L'opportunità della fuga non tardò a profilarsi. Colto un attimo di disattenzione Pieri di Toch fìnse nel sonno di girarsi sulla sedia, ciò allo scopo di controllare se i cinturoni lo stringessero allo schienale. Convinto che questi gli tenevano le sole braccia ed il corpo, fece d'improvviso un gran balzo e, rovesciando tavoli e sedie, infilò la porta d'uscita e si trovò di botto in istrada. Velocissimo si guadagnò i campi e le macchie vicine.

Nella fuga s'avvide di avere addosso ancora due sciabole coi rispettivi cinturoni; dietro di lui rintronarono alcuni spari nell'aria.

A lungo i gendarmi lo inseguirono, invocando di lasciar loro le sciabole per non ricevere una severa punizione. Pieri di Toch ne fu insensibile; volò su per la valle Valentina, superò il Volaia dove riprese il fucile e ridiscese a Collina, recando seco le sciabole, dove, tra l'elsa e la lama, brillava in similoro il noto motto dell’Imperatore austro-ungarico: «: Viribus Unitis ».

Crebbe con ciò la sua fama e la spavalderia. Successivamente arrestato e rinchiuso nelle carceri di Muda, riuscì di nuovo ad evadere saltando dalla finestra nel corso di un interrogatorio. Altre volte, disarmati i gendarmi, picchiò violentemente le loro armi contro le pietre rendendole così inutilizzabili.

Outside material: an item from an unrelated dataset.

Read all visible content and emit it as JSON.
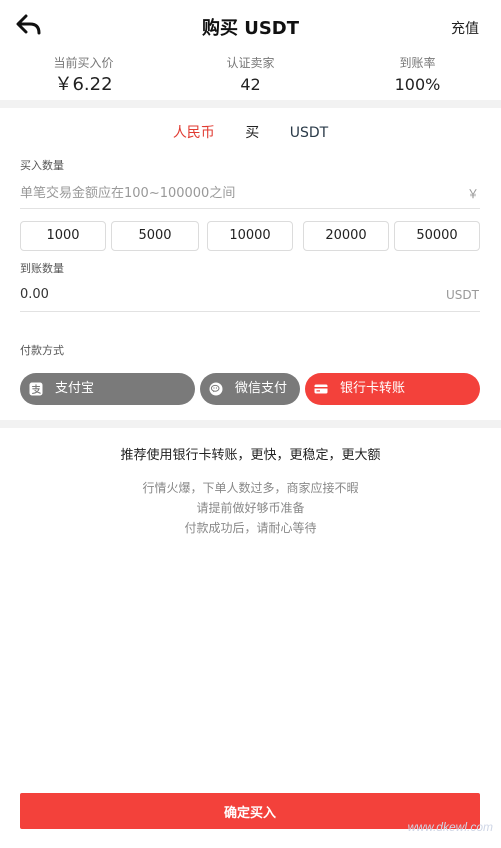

Se catturato si dimostrava dapprima mansueto e pecorone, improvvisamente, poi, con dei violenti ceffoni, stendeva a terra i rivali. Aveva grosse mani e buoni muscoli, e, in onesto modo, possedendo una selvaggia agilità, riusciva a sottrarsi e guadagnare le macchie e le rupi.

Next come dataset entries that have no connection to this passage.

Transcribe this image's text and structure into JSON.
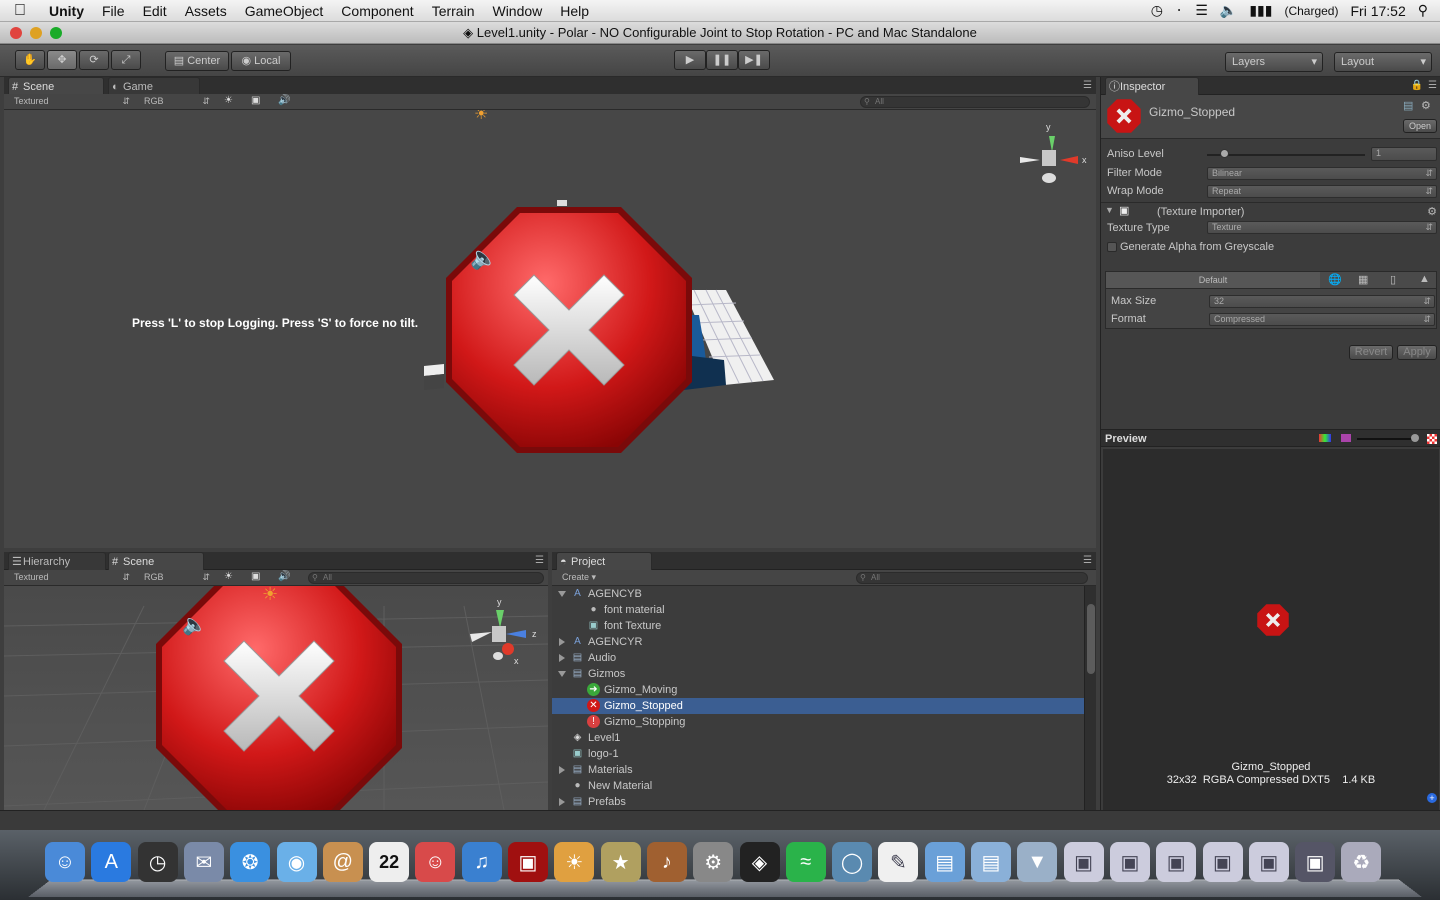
{
  "menubar": {
    "app": "Unity",
    "items": [
      "File",
      "Edit",
      "Assets",
      "GameObject",
      "Component",
      "Terrain",
      "Window",
      "Help"
    ],
    "battery": "(Charged)",
    "clock": "Fri 17:52"
  },
  "window": {
    "title": "Level1.unity - Polar - NO Configurable Joint to Stop Rotation - PC and Mac Standalone"
  },
  "toolbar": {
    "center_label": "Center",
    "local_label": "Local",
    "layers_label": "Layers",
    "layout_label": "Layout"
  },
  "scene_panel": {
    "tabs": [
      "Scene",
      "Game"
    ],
    "render_mode": "Textured",
    "color_mode": "RGB",
    "search_placeholder": "All",
    "overlay_text": "Press 'L' to stop Logging. Press 'S' to force no tilt."
  },
  "hierarchy_panel": {
    "tabs": [
      "Hierarchy",
      "Scene"
    ],
    "render_mode": "Textured",
    "color_mode": "RGB",
    "search_placeholder": "All"
  },
  "project_panel": {
    "tab": "Project",
    "create_label": "Create",
    "search_placeholder": "All",
    "rows": [
      {
        "label": "AGENCYB",
        "indent": 0,
        "expand": "open",
        "icon": "font-icon",
        "selected": false
      },
      {
        "label": "font material",
        "indent": 1,
        "expand": "none",
        "icon": "material-icon",
        "selected": false
      },
      {
        "label": "font Texture",
        "indent": 1,
        "expand": "none",
        "icon": "texture-icon",
        "selected": false
      },
      {
        "label": "AGENCYR",
        "indent": 0,
        "expand": "closed",
        "icon": "font-icon",
        "selected": false
      },
      {
        "label": "Audio",
        "indent": 0,
        "expand": "closed",
        "icon": "folder-icon",
        "selected": false
      },
      {
        "label": "Gizmos",
        "indent": 0,
        "expand": "open",
        "icon": "folder-icon",
        "selected": false
      },
      {
        "label": "Gizmo_Moving",
        "indent": 1,
        "expand": "none",
        "icon": "gizmo-moving-icon",
        "selected": false
      },
      {
        "label": "Gizmo_Stopped",
        "indent": 1,
        "expand": "none",
        "icon": "gizmo-stopped-icon",
        "selected": true
      },
      {
        "label": "Gizmo_Stopping",
        "indent": 1,
        "expand": "none",
        "icon": "gizmo-stopping-icon",
        "selected": false
      },
      {
        "label": "Level1",
        "indent": 0,
        "expand": "none",
        "icon": "unity-scene-icon",
        "selected": false
      },
      {
        "label": "logo-1",
        "indent": 0,
        "expand": "none",
        "icon": "texture-icon",
        "selected": false
      },
      {
        "label": "Materials",
        "indent": 0,
        "expand": "closed",
        "icon": "folder-icon",
        "selected": false
      },
      {
        "label": "New Material",
        "indent": 0,
        "expand": "none",
        "icon": "material-icon",
        "selected": false
      },
      {
        "label": "Prefabs",
        "indent": 0,
        "expand": "closed",
        "icon": "folder-icon",
        "selected": false
      }
    ]
  },
  "inspector": {
    "tab": "Inspector",
    "asset_name": "Gizmo_Stopped",
    "open_label": "Open",
    "aniso_label": "Aniso Level",
    "aniso_value": "1",
    "filter_label": "Filter Mode",
    "filter_value": "Bilinear",
    "wrap_label": "Wrap Mode",
    "wrap_value": "Repeat",
    "importer_label": "(Texture Importer)",
    "texture_type_label": "Texture Type",
    "texture_type_value": "Texture",
    "alpha_label": "Generate Alpha from Greyscale",
    "platform_default": "Default",
    "max_size_label": "Max Size",
    "max_size_value": "32",
    "format_label": "Format",
    "format_value": "Compressed",
    "revert_label": "Revert",
    "apply_label": "Apply",
    "preview_label": "Preview",
    "preview_name": "Gizmo_Stopped",
    "preview_info": "32x32  RGBA Compressed DXT5    1.4 KB"
  },
  "gizmo_axes": {
    "y": "y",
    "x": "x",
    "z": "z"
  },
  "dock": {
    "icons": [
      "finder-icon",
      "app-store-icon",
      "dashboard-icon",
      "mail-stamp-icon",
      "safari-icon",
      "facetime-icon",
      "contacts-icon",
      "calendar-icon",
      "photo-booth-icon",
      "itunes-icon",
      "dvd-player-icon",
      "iphoto-icon",
      "imovie-icon",
      "garageband-icon",
      "system-preferences-icon",
      "unity-icon",
      "spotify-icon",
      "network-icon",
      "textedit-icon",
      "applications-folder-icon",
      "documents-folder-icon",
      "downloads-icon",
      "window-1-icon",
      "window-2-icon",
      "window-3-icon",
      "window-4-icon",
      "window-5-icon",
      "window-6-icon",
      "trash-icon"
    ],
    "calendar_day": "22"
  }
}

Un segreto angolo della sua casa era stato adibito ai trofei del contrabbando: sciabole, fucili e cinturoni con aquile bicipiti. Gli stessi Austriaci, nella guerra '15-'18, per ripagarsi delle molte beffe, calarono a perquisirla dalle ridotte del Volaia, ma già ormai Pieri di Toch allora era morto.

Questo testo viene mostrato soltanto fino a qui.